I had a look at your Borodinsky bakes - I can't even imagine processing so much of such a sticky dough! The crumb looks perfect, I think you've convinced me that it's worth the effort to grind up some rye berries for my next batch. 

dabrownman's picture
dabrownman

you have lunch.  Very nice rye bread for sure

zhitomir's picture
zhitomir

Why thanks! I've been having it for breakfast actually (and sometimes afternoon snacks - aforementioned cheese included). A slice of this bread with nothing but a thin slick of butter and a mug of milky coffee will keep you full for hours. 

Mini Oven's picture
Mini Oven

The first comment.  With the heavier form, the loaf might have fermented more before heating up the dough.  Use the same form but get it in sooner.  With a thinner pan the baking time will change. Don't let it rise above the edge of the pan, get it in before pin holes start appearing everywhere on the surface.   The crumb shows a light but decernable tapered falling in the middle with dense area near to the bottom, funnel shaped.  I'm sure not caused by the height/weight of the dough.  Simple to just shorten the final rise. Then it will look a lot better.  That one main tweak.

Tip: Even with this advanced stage, the dough around the edge can be shaped further running a wet spatula or thin scraper pressing lightly around the edge (slanting/curving toward the middle of the loaf) to prevent a meniscus or sharp edge running around the top of the loaf.
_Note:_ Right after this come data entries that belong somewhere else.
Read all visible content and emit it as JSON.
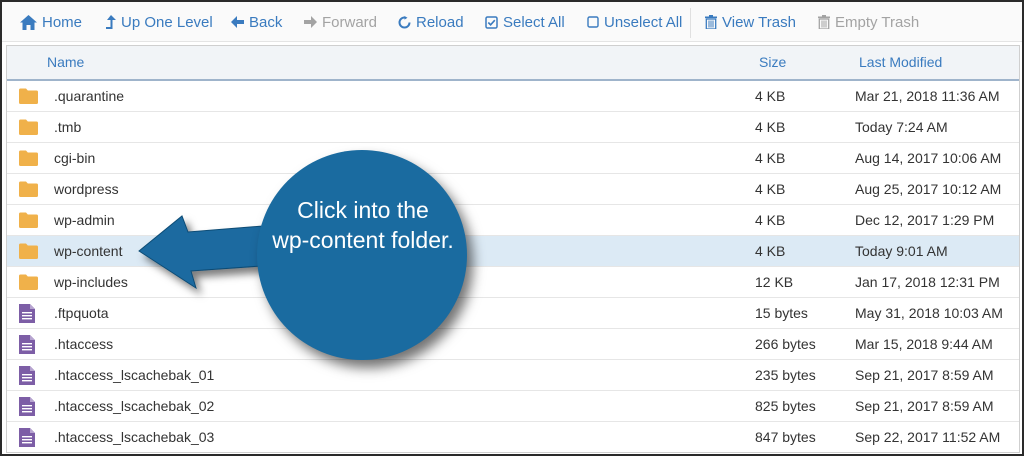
{
  "toolbar": {
    "home": "Home",
    "up": "Up One Level",
    "back": "Back",
    "forward": "Forward",
    "reload": "Reload",
    "select_all": "Select All",
    "unselect_all": "Unselect All",
    "view_trash": "View Trash",
    "empty_trash": "Empty Trash"
  },
  "table": {
    "headers": {
      "name": "Name",
      "size": "Size",
      "modified": "Last Modified"
    },
    "rows": [
      {
        "type": "folder",
        "name": ".quarantine",
        "size": "4 KB",
        "modified": "Mar 21, 2018 11:36 AM"
      },
      {
        "type": "folder",
        "name": ".tmb",
        "size": "4 KB",
        "modified": "Today 7:24 AM"
      },
      {
        "type": "folder",
        "name": "cgi-bin",
        "size": "4 KB",
        "modified": "Aug 14, 2017 10:06 AM"
      },
      {
        "type": "folder",
        "name": "wordpress",
        "size": "4 KB",
        "modified": "Aug 25, 2017 10:12 AM"
      },
      {
        "type": "folder",
        "name": "wp-admin",
        "size": "4 KB",
        "modified": "Dec 12, 2017 1:29 PM"
      },
      {
        "type": "folder",
        "name": "wp-content",
        "size": "4 KB",
        "modified": "Today 9:01 AM",
        "selected": true
      },
      {
        "type": "folder",
        "name": "wp-includes",
        "size": "12 KB",
        "modified": "Jan 17, 2018 12:31 PM"
      },
      {
        "type": "file",
        "name": ".ftpquota",
        "size": "15 bytes",
        "modified": "May 31, 2018 10:03 AM"
      },
      {
        "type": "file",
        "name": ".htaccess",
        "size": "266 bytes",
        "modified": "Mar 15, 2018 9:44 AM"
      },
      {
        "type": "file",
        "name": ".htaccess_lscachebak_01",
        "size": "235 bytes",
        "modified": "Sep 21, 2017 8:59 AM"
      },
      {
        "type": "file",
        "name": ".htaccess_lscachebak_02",
        "size": "825 bytes",
        "modified": "Sep 21, 2017 8:59 AM"
      },
      {
        "type": "file",
        "name": ".htaccess_lscachebak_03",
        "size": "847 bytes",
        "modified": "Sep 22, 2017 11:52 AM"
      }
    ]
  },
  "callout": {
    "line1": "Click into the",
    "line2": "wp-content folder."
  },
  "colors": {
    "link": "#3a7bbf",
    "folder": "#f0b14a",
    "file": "#7d5ea6",
    "selected_row": "#dceaf5",
    "callout": "#1a6ba0"
  },
  "icons": {
    "home": "home-icon",
    "up": "level-up-icon",
    "back": "arrow-left-icon",
    "forward": "arrow-right-icon",
    "reload": "refresh-icon",
    "select_all": "checkbox-checked-icon",
    "unselect_all": "checkbox-empty-icon",
    "view_trash": "trash-icon",
    "empty_trash": "trash-icon",
    "folder": "folder-icon",
    "file": "file-icon"
  }
}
Tips for rye breads: Save a few slices to toss half or a whole slice into the next loaf as "Altus."  Freeze until ready. Toast and crumble into liquids to soften and mash up before adding flour.  This action will increase the volume and flavour of the dough so if your pan is borderline full....just forget it or reduce the recipe to get it in.  :). 

zhitomir's picture
zhitomir

about the overfermentation. Definitely shortening the time line next time. I didn't really think about shortening the proof, for some reason. You don't think it might be worth shortening the bulk ferment as well? 
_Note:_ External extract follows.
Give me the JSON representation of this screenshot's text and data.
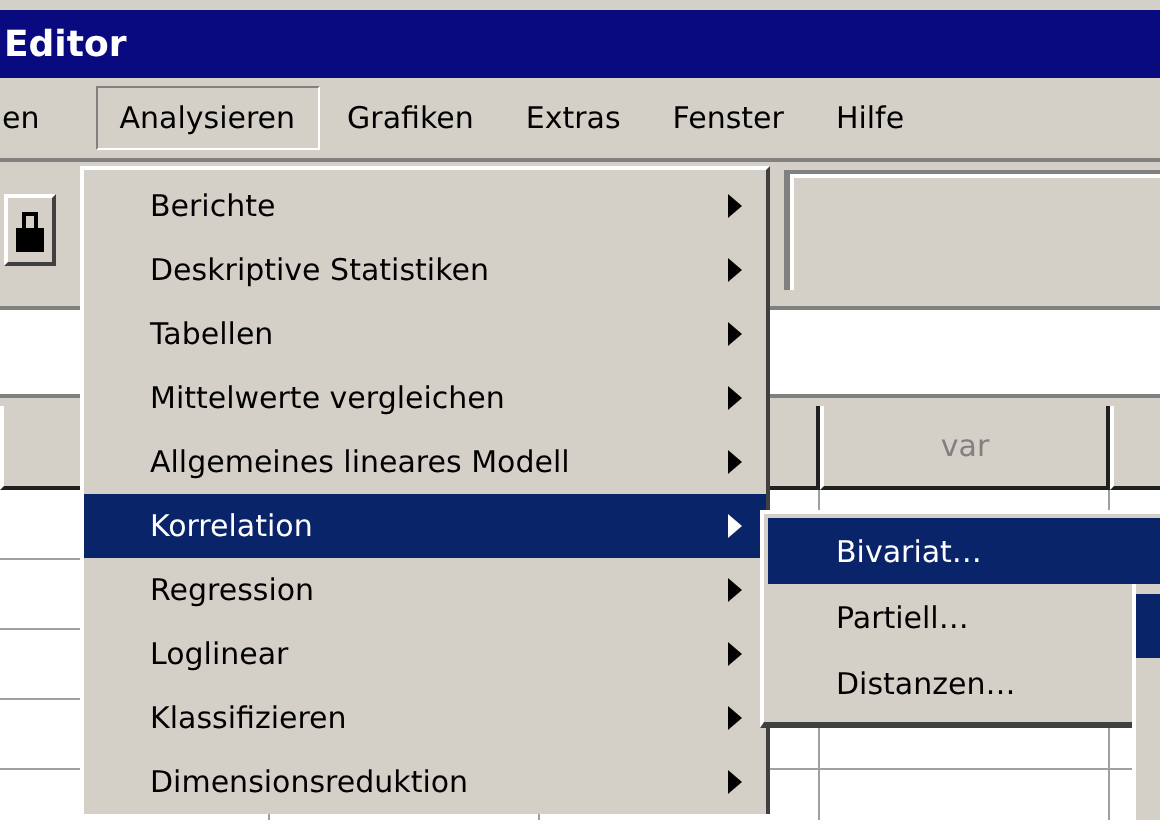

I actually did coax the top of the loaf away from the edges a bit with a wet spatula while I waited for the oven to heat up properly, right before hitting it up with the spice. Might be the only thing that saved me from a blowout. Surprisingly, I actually encountered some pretty serious roof separation as I got to the end of the loaf. 

My freezer is already chock full of sliced altus from less successful rye bakes :) 

Mini Oven's picture
Mini Oven

don't forget to dock the dough before baking.  Use a wet toothpick or something similar and poke lots of holes to deflate large air pockets.  

Filomatic's picture
Filomatic

Stanley doesn't call for docking in the recipe for his version of Borodinsky.